Das Musik-Kultur-Wochenende zeigte sich am Sonntag von einer anderen Seite und bot einen letzten Genuss in der Stille des Konzertsaals: Kammermusik-Liebhaber erleben ein Klaviertrio im Stadionschen Schloss.

Am Sonntagabend machte das Kultur-Wochenende nach dem Tag der offenen Tür in der Musikschule eine Wende. Die hohe Klassik kommt zu ihrem Recht. Lehrer der Musikschule Bönnigheim, Angelika Wollasch an der Violine, und Thomas Wieck am Violoncello zeigen, was ein eingespieltes Kammermusik-Team auf die Beine stellt. Als Basis und Verstärkung am Klavier hat Musikschulleiter Rainer Falk eine Hochkaräterin am Klavier gewinnen können: Chen Hsiao-Yen unterrichtet Klavier an der Hochschule in Stuttgart. Sie wurde in Taiwan geboren und erhielt dort seit ihrem fünften Lebensjahr Klavierunterricht. Die Pianistin mit der souveränen Ausstrahlung gewann Preise bei großen Wettbewerben wie „Tainan Piano Competition“ in Taiwan, „Carl-Wendling-Wettbewerb“ in Deutschland, „Concorso Un ricetto in musica“ und „European Music Competition Citta di Moncalieri“ in Italien. Zu ihren Spezialitäten zählt das zweite Klavierkonzert von Sergej Rachmaninoff. Sie trat damit mit dem Daimler-Sinfonieorchester Stuttgart auf.

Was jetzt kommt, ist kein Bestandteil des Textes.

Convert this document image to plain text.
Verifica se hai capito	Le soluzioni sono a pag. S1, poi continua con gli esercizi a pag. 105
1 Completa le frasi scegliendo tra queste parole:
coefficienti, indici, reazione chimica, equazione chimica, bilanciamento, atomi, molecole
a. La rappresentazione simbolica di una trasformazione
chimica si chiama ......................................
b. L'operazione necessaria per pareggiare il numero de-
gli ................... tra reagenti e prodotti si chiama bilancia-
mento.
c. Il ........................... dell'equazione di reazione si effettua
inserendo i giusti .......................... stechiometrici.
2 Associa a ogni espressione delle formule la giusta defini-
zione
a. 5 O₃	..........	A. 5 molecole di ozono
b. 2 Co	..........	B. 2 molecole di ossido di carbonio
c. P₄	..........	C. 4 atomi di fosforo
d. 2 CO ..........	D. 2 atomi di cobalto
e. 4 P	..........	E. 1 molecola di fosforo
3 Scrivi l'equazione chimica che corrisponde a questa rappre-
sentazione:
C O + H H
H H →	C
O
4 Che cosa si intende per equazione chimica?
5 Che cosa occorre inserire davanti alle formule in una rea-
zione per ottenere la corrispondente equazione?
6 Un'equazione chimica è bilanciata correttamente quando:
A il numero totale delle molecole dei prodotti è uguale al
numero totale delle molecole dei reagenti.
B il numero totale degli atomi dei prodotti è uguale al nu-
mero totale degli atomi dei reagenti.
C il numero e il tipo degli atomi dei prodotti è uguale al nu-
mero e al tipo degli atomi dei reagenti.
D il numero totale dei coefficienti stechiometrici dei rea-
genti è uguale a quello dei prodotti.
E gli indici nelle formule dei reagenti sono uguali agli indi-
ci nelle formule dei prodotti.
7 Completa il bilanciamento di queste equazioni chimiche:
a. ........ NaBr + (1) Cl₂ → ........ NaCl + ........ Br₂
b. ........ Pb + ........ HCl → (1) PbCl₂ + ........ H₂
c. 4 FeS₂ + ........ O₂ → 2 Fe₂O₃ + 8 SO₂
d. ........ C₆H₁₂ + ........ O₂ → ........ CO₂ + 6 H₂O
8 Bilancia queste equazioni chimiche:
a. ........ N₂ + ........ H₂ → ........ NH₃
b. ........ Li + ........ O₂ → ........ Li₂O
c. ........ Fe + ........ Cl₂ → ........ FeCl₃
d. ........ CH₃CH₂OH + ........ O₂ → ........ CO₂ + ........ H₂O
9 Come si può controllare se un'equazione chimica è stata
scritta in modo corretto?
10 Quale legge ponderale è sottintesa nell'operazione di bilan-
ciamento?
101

Beim Abschlusskonzert widmet sich das Trio unter dem Titel: „Grenzenlos“ Komponisten, deren Werke man nicht alle Tage zu hören bekommt. Luise A. Le Beau gehört dazu. Die Pianistin und Komponistin stammt aus einer badischen Offiziersfamilie aus Rastatt und wurde, obwohl das für ein Mädchen damals mehr als außergewöhnlich war, auf eine Karriere als Künstlerin vorbereitet. Beim Karlsruher Hofkapellmeister Wilhelm Kalliwoda und beim Musikpädagogen Joseph Rheinberger lernte sie komponieren. Die Künstlerin, die später in München lebte, war nie verheiratet und widmete sich ganz ihrer Kunst. Sie hinterließ Kammermusik, die findige Geister heute mit neuem Leben füllen. Das spätromantisch geprägte Werk gibt allen drei „Gesprächspartnern“ Violine, Violoncello und Klavier die Möglichkeit, sich zu verzahnen und zu entfalten. Die geradlinigen Führungen der Melodielinien machen das Werk zu einem feurigen Genuss.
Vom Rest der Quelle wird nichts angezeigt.